根节点对应的子树是整个树;与任何其他节点相对应的子树称为适当的子树。

例如, 在以下情况下, Tree1是Tree2的子树。

Tree1
          x 
        /    \
      a       b
       \
        c


        Tree2
              z
            /   \
          x      e
        /    \     \
      a       b      k
       \
        c

推荐:请在"

实践

首先, 在继续解决方案之前。

我们已经讨论过

O(n

2

)解决此问题的方法

。

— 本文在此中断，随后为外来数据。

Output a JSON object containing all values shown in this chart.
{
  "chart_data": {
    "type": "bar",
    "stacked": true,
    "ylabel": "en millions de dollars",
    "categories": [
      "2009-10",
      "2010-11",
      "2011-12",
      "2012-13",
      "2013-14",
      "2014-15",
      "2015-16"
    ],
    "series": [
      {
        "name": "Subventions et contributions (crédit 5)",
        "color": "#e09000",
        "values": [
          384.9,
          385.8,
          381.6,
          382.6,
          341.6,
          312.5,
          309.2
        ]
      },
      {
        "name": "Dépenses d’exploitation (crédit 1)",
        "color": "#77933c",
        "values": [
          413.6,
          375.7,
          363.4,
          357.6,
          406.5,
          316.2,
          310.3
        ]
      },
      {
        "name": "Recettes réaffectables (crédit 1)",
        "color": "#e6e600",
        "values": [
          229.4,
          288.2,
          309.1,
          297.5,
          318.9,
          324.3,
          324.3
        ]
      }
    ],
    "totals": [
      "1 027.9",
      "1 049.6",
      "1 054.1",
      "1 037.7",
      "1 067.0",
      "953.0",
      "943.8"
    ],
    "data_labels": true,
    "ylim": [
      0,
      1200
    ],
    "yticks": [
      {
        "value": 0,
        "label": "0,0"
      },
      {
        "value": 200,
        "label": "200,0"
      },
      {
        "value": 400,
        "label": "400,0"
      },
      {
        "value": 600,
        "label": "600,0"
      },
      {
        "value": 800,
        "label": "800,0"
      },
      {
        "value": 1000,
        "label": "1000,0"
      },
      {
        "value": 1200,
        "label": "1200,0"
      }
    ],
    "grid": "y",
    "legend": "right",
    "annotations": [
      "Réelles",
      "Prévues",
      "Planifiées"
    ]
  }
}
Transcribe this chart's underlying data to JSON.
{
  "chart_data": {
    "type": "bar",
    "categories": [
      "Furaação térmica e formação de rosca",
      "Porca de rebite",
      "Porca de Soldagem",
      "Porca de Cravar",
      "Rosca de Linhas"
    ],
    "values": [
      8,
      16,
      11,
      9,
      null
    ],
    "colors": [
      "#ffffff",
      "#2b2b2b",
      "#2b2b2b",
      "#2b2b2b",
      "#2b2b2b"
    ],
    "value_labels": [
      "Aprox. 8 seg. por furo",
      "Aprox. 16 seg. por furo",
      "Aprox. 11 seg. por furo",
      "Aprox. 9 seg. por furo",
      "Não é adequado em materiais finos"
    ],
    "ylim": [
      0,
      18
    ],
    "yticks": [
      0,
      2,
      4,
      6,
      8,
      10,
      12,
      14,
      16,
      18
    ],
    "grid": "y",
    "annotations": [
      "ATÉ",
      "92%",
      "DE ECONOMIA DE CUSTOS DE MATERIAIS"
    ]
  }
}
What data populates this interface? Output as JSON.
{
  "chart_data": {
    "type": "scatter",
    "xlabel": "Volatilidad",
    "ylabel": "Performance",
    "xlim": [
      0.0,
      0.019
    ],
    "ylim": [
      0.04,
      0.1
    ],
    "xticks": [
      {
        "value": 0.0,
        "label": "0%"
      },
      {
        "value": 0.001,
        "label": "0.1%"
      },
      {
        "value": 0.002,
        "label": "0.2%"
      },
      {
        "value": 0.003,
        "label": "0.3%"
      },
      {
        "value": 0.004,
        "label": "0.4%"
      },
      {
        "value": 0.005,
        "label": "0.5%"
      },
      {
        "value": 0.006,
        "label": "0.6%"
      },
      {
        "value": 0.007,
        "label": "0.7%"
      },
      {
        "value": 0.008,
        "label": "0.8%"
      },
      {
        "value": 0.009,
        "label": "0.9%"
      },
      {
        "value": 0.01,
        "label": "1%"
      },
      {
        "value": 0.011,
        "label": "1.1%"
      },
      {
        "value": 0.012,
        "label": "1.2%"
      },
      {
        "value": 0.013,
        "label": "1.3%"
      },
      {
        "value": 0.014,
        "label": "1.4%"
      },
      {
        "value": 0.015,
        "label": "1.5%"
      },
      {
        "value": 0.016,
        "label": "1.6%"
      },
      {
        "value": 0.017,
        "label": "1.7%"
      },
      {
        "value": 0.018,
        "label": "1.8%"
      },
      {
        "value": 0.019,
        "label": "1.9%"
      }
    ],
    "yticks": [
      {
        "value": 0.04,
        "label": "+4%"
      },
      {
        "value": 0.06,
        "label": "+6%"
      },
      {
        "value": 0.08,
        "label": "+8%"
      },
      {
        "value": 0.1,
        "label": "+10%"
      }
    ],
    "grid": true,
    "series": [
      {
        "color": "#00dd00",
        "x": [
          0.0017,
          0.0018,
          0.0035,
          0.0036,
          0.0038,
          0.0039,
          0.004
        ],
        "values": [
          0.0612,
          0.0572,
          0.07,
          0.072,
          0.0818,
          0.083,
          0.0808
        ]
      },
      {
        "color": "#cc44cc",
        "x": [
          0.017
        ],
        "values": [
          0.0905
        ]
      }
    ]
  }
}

本文讨论了O(n)解。这个想法是基于以下事实:

有序和前序/后序唯一标识二叉树

。如果S的有序遍历和预排序遍历分别是T的有序遍历和预排序遍历的两个子串, 则树S是T的子树。

以下是详细步骤。

1

)找到T的有序遍历和预遍历遍历, 将它们存储在两个辅助数组inT []和preT []中。

2

)找到S的有序遍历和预遍历遍历, 将它们存储在inS []和preS []的两个辅助数组中。

3

)如果inS []是inT []的子数组, 而preS []是preT []的子数组, 则S是T的子树。

在上述算法中, 我们还可以使用后序遍历代替前序。

让我们考虑上面的例子

Inorder and Preorder traversals of the big tree are.
inT[]   =  {a, c, x, b, z, e, k}
preT[]  =  {z, x, a, c, b, e, k}

Inorder and Preorder traversals of small tree are
inS[]  = {a, c, x, b}
preS[] = {x, a, c, b}

We can easily figure out that inS[] is a subarray of
inT[] and preS[] is a subarray of preT[].

编辑

The above algorithm doesn't work for cases where a tree is present
in another tree, but not as a subtree. Consider the following example.

        Tree1
          x 
        /    \
      a       b
     /        
    c         


        Tree2
          x 
        /    \
      a       b
     /         \
    c            d

Inorder and Preorder traversals of the big tree or Tree2 are.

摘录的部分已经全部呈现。